Barbara: Du hast ja im Laufe der Zeit, als du immer mehr Mitarbeiter einstelltest, sie unterhalten und hohe Gewinne erzielen musstet, plötzlich alles in Frage gestellt. Warum?
Florian Meister: Ich stellte mir immer wieder die Frage, ob das was ich tun muss, um wieder einen Kunden zu angeln oder ein Mandat bezahlt zu bekommen, wirklich so sinnvoll ist. Ich merkte, dass mir das, was von mir erwartete wurde, nicht mehr entsprach. Bei Wachstumserwartungen von Geschäften, die wir entweder über die Börse vermarkten sollten oder Kunden auf der Verkaufsseite berieten, dachte ich mir oft: „Das ist ja sehr mutig.“ Ich fragte mich auch, ob das wohl alles so gut geht, überhaupt so weiter geht in den nächsten 5 Jahren und ob unsere Bewertung, die wir vornehmen überhaupt Bestand hat. Viele Unternehmen, die wir an die Börse brachten, gab es fünf Jahre später schon nicht mehr. Ich stellte auch den Sinn der Produkte, die wir pushten in Frage und fragte mich, ob das alles noch wirklich sinnvoll für die Menschheit ist. Wir näherten uns damals auch der Bubble Ende der Neunziger, als Wachstum, über alles stand. Ein Freund von mir hat ein Handyvertriebsunternehmen gekauft und wollte es dann über die Börse verkaufen oder an einen strategischen Interessenten. Er zeigte mir daraufhin zwei Bewertungen von Konkurrenten von mir mit dem Angebot, im Projekt mitzumachen. Ich sagte ihm: „Nimm eins von den beiden, aber lass mich außen vor. Ich selbst, sehe nämlich nicht einmal die Hälfte des Wertes.“ Der Preis und die Verkaufserwartungen waren völlig überzogen. Für meinen Freund war es ein sehr gutes Geschäft. Nur für die Anleger nicht, wie es ich im Gefühl hatte. Die Firma ist später den Bach runter gegangen. Heute gibt es das Unternehmen nicht mehr. Ich habe ständiges Wachstum schon immer angezweifelt. Im Finanzkurs im MBA Studium war ich diesbezüglich der Einzige von siebzig Studenten. Ich habe ziemlich penetrant die Lehrer gefragt, warum Aktien immer mehr Rendite bringen sollen, als Festverzinste Anlagen. Ich wollte das nicht kapieren. Ich glaube heute schon, dass Aktien richtig gepreist, eine höhere Rendite abwerfen, als Anleihen. Aber eine grundlegende Skepsis, was die Nachhaltigkeit von Unternehmensbeteiligungen, wie Aktien betrifft blieb immer. Im Investmentbanking kannst du dir meine Einstellung nicht leisten. Du musst glauben, dass die Welt immer nur wächst, dass Aktien immer nach oben gehen. Skepsis, wie ich sie habe, ist in der Investmentbranche nicht angesagt.

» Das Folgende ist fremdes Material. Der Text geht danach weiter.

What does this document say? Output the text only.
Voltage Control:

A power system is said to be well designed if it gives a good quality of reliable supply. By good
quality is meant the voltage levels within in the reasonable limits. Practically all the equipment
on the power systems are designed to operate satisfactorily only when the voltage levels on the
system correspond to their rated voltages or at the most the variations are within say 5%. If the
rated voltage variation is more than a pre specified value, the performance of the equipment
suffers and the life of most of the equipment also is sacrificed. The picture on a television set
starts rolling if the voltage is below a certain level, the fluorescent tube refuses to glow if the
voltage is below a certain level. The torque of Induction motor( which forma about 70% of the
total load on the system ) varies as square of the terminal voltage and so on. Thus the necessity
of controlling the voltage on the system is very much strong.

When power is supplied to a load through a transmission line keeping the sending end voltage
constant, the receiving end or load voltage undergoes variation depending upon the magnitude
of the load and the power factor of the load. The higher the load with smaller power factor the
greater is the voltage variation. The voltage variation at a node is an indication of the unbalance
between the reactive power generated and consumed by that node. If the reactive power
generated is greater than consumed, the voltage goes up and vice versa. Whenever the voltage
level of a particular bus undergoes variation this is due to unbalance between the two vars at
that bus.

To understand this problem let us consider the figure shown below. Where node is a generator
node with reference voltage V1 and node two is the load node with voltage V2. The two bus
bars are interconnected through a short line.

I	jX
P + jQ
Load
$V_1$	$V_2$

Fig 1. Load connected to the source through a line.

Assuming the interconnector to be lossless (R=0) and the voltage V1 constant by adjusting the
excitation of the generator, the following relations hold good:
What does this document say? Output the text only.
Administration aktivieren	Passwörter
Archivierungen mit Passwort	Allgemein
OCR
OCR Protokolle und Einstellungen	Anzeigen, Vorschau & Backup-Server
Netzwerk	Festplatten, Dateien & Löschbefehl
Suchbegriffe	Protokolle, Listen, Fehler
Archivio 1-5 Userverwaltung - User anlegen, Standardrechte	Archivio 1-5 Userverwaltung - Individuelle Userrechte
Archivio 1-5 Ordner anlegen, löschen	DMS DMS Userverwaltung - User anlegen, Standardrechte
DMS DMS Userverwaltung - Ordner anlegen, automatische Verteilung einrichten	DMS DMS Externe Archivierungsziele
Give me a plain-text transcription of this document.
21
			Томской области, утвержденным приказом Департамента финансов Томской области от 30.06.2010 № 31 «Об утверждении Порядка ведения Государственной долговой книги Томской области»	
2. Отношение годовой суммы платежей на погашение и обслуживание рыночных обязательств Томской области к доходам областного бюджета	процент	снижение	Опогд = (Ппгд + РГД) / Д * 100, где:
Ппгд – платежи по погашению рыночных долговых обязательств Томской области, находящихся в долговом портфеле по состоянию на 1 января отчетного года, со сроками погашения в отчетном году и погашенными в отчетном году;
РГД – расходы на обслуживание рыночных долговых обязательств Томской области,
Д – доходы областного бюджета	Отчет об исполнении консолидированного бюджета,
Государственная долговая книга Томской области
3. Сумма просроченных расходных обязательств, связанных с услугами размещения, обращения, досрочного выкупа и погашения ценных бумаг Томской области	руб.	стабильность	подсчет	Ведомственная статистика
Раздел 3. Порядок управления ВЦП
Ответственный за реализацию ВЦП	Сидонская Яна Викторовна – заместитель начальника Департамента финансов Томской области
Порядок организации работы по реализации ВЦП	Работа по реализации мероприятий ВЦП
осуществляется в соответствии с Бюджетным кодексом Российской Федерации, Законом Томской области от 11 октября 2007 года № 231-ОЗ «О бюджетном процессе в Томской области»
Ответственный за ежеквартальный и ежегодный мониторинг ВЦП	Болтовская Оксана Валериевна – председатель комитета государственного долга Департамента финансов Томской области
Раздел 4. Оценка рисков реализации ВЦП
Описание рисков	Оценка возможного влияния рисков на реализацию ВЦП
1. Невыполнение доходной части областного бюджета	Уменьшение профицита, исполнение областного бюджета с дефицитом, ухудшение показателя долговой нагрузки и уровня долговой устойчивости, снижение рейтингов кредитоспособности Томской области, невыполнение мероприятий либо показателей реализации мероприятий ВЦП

Barbara: Warum bist du dann letztendlich ausgestiegen?
Florian Meister: Diese Skepsis hat in mir immer weiter gebrütet. Die Spannung zwischen dem, wie ich gegenüber Kunden auftreten sollte, was ich ihnen hätte verkaufen sollen und was ich für richtig und vertretbar hielt, wurde zu groß. Irgendwann konnte ich meine Arbeit nicht mehr mit meinem Gewissen vereinbaren. An sich wird im Investmentbanking eine Entscheidung von vielen getragen. Das ist professionell. Du kommst nicht in die Notlage, dass du allein abzeichnen musst, ob 59 für eine Aktie vertretbar ist. Besonders in diesen Besprechungen merkte ich, dass ich anders war und dachte, als die anderen. In der Abwägung von drei oder vier Meinungen, was ein Unternehmen in vier Jahren für ein Gewinn erzielen würde, befand ich mich meistens am unteren Ende. Es reifte in mir der Zweifel an dieser auf ständigem Wachstum getrimmten Welt. Im Investmentbanking hast du als jemand der warnt, keine Chance. Wenn man einen Hedgefonds managt, mag das gehen. Aber wenn du Vorstände von großen Kapitalgesellschaften berätst, möchten sie nicht hören: „Lieber Vorstand, sie haben viel Geld und wollen ein neues Geschäftsbein aufbauen, aber warten sie lieber noch fünf Jahre. Im Moment zahlen sie zu viel dafür.“ Denn sie wollen meist sofort handeln, sofort Erfolge melden. Wenn du zu solide bist, kommst du als Investmentbanker nicht zu kurzfristigen Geschäften. Die Investmentbanken schauen aber nur kurzfristig. Alle paar Monate wurde überprüft, ob ich ein neues Mandat habe, ob ich meinen Bonus wert bin, hinzukamen die ständigen Auswertungen meiner Leistung. Da konnte ich nicht sagen, ich habe viel Goodwill bei Kunden aufgebaut, aber verkauft habe ich nichts. Ich spürte dann, dass die Zeit reif ist wegzugehen. Ich war nah am Burn out. Meine Batterie war leer. Die Arbeit war extrem hart und machte mir keinen Spaß mehr.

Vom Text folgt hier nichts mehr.